The amount of debt you have in relation to the amount of credit you have available is a significant contributor to your credit score; however it is only one of several factors. While your credit card and other loan balances may be low as a result of a recent payment, due to the lenders’ reporting cycles, it may take some time for the payments to be reflected in your credit score. Moreover, available credit and balances are only one of a number of other factors that are considered by credit score models. Improving your credit score can be achieved over time by regularly practicing these sound financial management techniques:
Pay your bills on time
Apply for credit only when it’s needed; do not open new accounts frequently or open multiple accounts within a short time span
Keep your outstanding balances low—a good rule of thumb is not to exceed 30% of your available credit limit with each account
Pay any delinquent accounts as soon as possible and then keep them current
If I leave a balance on my credit card will it help me build credit more quickly than paying it in full each month?
The balance of an account has no influence over the speed at which you will build or re-build your credit reports or credit scores. A credit card with a $5,000 balance ages just as quickly as a credit card with a $0 balance. Further, even if you pay your balance in full each month there’s no guarantee that the account will show up on your credit reports with a $0 balance.
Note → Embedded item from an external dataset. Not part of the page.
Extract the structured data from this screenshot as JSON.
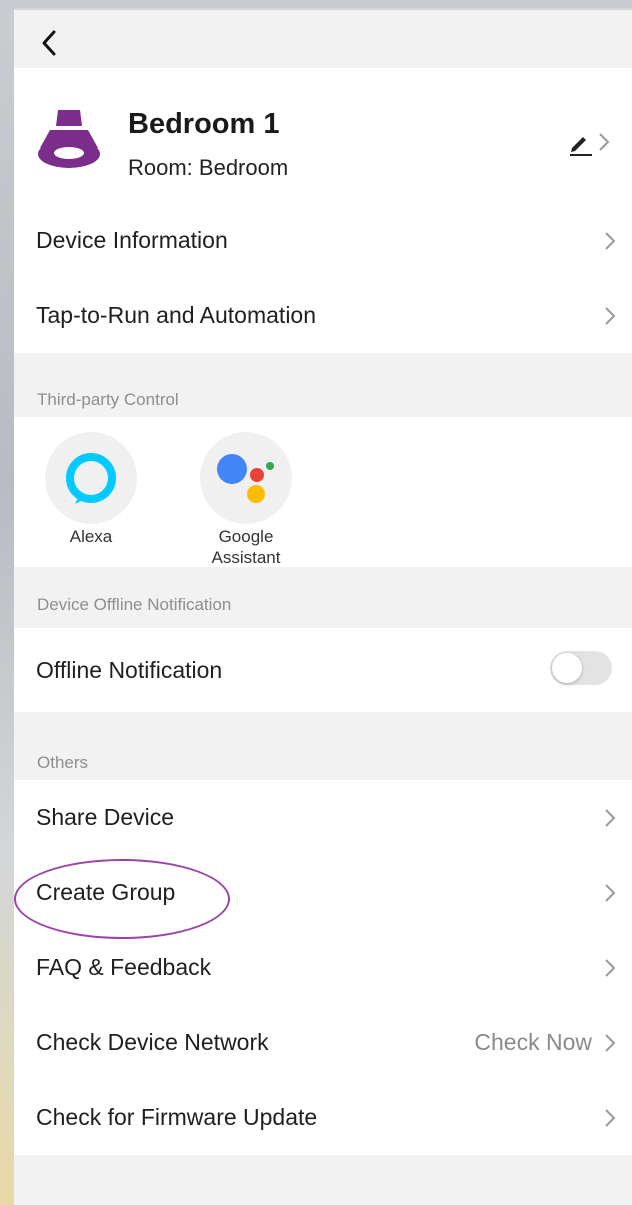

Credit card issuers report your statement balance to the credit reporting agencies. That means even if you pay your balance in full any subsequent use of the card is going to result in a statement balance greater than $0.
One of the most effective ways to build or rebuild your credit is by responsibly managing the accounts that you currently have, or open in the future. Maintaining low balances on credit cards and never missing a payment will lead to better credit scores. However, that certainly doesn’t mean you have to live a debt free life in order to have solid credit. In fact, credit scoring models reward you for a track record of positive credit experience.
When I close a credit card account, will my credit scores always go down?
While it is possible for your credit scores to go down as a result of closing a credit card account, it’s not a definite. The reason your scores could go down would be due to the loss of the credit limit of the newly closed card in your debt-to-credit limit ratio measurements. If you are carrying debt on other credit cards then your debt-to-limit ratio, which is calculated by dividing your aggregate credit card debt by your aggregate credit limits on open credit cards, will likely go up. This can cause your credit scores to go down. However, if you are not carrying debt on other credit cards or the credit limit on the newly closed card was modest enough then the account closure may not result in a change in your debt-to-limit ratio sufficient to result in a score reduction.
If I pay off loans or close credit cards, will it cause their removal from my credit reports?
The credit reporting agencies do not remove accounts once they’ve been closed or paid off. In fact, there is no law requiring the credit reporting agencies to ever remove accounts that are in good standing. At this time, however, the credit reporting agencies choose to remove inactive or closed accounts 10 years after they’ve been closed. Additionally, while closed or paid off accounts are still on your credit reports they are still considered by credit scoring systems.
If I don’t have a long credit history, can I still get a VantageScore credit score?
One of the differentiating factors of the VantageScore model is its ability to score more consumers, which includes those that are new to the credit market, are infrequent users of credit, or have two or less credit accounts.
The VantageScore model will provide a score for consumers who had activity up to two years ago on at least one of the accounts in their file. Many traditional scores limit this review to just six months, allowing the VantageScore model to score people who may have been "out of the credit market" for up to two years. Additionally, the VantageScore model will include consumers whose oldest credit account is less than six months old.